The claim about math is even more unbelievable than the claim about coding. We still don't have a single theorem proved and published by a LLM without human aid. LLMs barely follow a discussion in basic topology. It's incredibly ridiculous to state they're better than 99% of people. More like 0% of mathematicians and maybe 50% of college freshman.

3 comments

> We still don't have a single theorem proved and published by a LLM without human aid.

I'm pretty sure that by "do math" the parent was referring to applying math, as one would do in the course of other tasks, and not mathematical research, just as by "code" they likely referred to writing code to solve a problem and not to algorithmic research.

And from my experience teaching & tutoring both math and programming at various levels, I would absolutely agree with the claim that AIs like Claude 3.7 Sonnet surpass over 99% of humans at typical short tasks.

It'll probably take some more time until context, memory and tool-use are improved sufficiently to allow AIs to tackle longer-term tasks effectively, but I'm sure it'll get there.
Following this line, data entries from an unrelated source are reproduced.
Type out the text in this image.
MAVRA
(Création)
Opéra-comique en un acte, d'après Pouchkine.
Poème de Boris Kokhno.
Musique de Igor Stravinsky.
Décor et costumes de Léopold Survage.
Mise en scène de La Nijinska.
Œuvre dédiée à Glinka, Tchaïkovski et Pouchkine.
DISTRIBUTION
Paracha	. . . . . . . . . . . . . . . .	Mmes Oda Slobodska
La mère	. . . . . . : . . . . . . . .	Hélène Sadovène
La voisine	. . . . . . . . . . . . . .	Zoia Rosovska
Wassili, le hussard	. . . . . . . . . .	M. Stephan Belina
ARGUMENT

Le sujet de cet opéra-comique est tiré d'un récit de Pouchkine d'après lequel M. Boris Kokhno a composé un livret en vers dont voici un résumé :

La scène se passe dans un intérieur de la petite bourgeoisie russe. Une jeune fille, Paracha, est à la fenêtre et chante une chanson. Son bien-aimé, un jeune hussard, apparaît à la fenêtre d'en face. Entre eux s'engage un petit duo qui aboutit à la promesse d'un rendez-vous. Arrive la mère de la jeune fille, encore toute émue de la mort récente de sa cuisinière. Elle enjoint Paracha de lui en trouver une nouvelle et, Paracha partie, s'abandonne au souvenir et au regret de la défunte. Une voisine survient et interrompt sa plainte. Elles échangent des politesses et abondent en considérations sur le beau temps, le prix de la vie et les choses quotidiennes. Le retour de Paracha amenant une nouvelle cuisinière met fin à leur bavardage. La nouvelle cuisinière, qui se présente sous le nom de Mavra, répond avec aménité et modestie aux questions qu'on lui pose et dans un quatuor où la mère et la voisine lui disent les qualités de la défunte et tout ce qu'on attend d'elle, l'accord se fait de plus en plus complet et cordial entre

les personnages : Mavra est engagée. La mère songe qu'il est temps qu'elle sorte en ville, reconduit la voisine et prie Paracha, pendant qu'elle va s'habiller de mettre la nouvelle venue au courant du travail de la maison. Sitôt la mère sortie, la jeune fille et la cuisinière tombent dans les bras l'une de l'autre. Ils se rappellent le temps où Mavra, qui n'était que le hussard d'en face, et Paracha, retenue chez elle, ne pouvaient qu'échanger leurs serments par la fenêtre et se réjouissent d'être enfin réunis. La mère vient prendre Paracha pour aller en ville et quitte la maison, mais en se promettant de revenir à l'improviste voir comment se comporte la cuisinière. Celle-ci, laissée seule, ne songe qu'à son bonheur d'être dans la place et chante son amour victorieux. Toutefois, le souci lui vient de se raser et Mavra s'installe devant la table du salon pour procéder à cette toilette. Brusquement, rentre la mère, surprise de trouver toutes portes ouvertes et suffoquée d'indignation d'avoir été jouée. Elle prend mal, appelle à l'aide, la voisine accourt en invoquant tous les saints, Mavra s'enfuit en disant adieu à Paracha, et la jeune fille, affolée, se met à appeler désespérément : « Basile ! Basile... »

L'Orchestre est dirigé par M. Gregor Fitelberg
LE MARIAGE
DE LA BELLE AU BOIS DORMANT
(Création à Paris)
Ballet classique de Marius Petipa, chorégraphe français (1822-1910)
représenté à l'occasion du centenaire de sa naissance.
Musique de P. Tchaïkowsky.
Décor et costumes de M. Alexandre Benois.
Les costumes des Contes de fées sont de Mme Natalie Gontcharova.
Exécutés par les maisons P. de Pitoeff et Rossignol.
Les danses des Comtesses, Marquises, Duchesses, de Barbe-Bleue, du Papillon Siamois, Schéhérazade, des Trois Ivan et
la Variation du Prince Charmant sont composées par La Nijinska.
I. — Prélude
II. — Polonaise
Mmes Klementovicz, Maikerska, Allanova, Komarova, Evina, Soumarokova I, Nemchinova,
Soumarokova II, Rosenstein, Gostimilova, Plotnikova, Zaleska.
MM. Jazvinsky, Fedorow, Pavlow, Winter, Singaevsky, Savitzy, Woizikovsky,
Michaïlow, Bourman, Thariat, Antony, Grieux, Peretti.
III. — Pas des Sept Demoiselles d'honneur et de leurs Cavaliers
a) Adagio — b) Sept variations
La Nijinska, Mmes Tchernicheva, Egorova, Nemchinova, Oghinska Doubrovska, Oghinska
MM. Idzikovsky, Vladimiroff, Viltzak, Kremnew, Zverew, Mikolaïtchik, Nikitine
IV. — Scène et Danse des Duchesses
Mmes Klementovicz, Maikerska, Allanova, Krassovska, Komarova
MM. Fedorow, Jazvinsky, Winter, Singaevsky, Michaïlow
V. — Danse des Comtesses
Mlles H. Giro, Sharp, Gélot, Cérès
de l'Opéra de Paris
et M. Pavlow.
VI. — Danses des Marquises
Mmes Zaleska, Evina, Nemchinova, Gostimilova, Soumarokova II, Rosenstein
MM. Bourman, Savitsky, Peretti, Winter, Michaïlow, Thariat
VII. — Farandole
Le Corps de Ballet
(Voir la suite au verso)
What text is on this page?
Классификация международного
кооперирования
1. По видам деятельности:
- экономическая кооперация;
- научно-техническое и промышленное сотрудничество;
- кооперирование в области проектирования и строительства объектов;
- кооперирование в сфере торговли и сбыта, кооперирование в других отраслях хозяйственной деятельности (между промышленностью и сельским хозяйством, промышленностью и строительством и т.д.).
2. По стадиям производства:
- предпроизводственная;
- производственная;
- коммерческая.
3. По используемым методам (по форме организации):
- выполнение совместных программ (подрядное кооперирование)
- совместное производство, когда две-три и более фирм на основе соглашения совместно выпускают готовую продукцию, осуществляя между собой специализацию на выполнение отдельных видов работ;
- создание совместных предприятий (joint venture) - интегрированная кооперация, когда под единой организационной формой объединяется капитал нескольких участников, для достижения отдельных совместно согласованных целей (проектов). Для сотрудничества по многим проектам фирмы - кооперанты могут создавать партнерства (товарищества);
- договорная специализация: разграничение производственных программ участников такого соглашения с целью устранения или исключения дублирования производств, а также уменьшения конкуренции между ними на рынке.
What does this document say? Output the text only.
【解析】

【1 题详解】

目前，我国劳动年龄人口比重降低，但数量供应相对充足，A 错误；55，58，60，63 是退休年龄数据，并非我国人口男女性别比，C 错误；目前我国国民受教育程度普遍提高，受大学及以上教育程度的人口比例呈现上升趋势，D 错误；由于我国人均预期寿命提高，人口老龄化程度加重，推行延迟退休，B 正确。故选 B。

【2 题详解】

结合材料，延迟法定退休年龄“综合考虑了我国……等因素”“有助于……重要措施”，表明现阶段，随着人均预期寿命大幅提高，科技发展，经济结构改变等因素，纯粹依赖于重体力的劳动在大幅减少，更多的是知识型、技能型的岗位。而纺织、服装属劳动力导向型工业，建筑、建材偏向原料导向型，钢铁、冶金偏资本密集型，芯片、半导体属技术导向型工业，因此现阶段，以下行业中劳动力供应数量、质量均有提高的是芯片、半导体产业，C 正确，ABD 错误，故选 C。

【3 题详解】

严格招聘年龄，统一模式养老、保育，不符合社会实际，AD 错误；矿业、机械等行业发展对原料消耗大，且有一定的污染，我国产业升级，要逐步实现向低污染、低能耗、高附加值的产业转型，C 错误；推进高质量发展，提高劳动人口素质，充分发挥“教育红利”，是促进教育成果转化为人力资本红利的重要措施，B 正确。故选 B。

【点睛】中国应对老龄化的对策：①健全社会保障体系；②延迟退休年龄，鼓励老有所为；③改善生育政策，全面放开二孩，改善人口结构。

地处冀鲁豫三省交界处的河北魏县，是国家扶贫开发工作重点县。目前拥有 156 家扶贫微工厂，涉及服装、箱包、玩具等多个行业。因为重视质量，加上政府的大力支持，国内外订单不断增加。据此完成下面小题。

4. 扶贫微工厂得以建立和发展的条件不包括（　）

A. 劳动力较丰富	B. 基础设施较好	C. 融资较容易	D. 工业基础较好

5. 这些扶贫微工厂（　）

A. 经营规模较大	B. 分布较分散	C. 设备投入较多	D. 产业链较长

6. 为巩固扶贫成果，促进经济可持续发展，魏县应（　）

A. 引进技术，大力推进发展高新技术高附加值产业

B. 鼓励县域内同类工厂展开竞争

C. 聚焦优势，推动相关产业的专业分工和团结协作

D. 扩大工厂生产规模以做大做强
And just as an example of progress, there was recently a post about the first "fully AI-generated paper to pass peer review without human edits or interventions" [0].

[0] https://www.rdworldonline.com/sakana-ai-claims-first-fully-a...

The top 50% of college freshman math and physics majors is approximately equal to the top 1% of all people.
I realized today while coding with cursor that AI seems to operate exactly the way I intuit it does, which is it acts like a junior engineer who works by copying existing code but doesn’t understand why. For a lot of tasks that works great, I do this a lot as a senior engineer, but I know when not to. you can’t let it run wild, because it doesn’t know when not too.
> a junior engineer who works by copying existing code but doesn’t understand why

Given the amount of time I have spent fixing code written like this over the years it is not encouraging.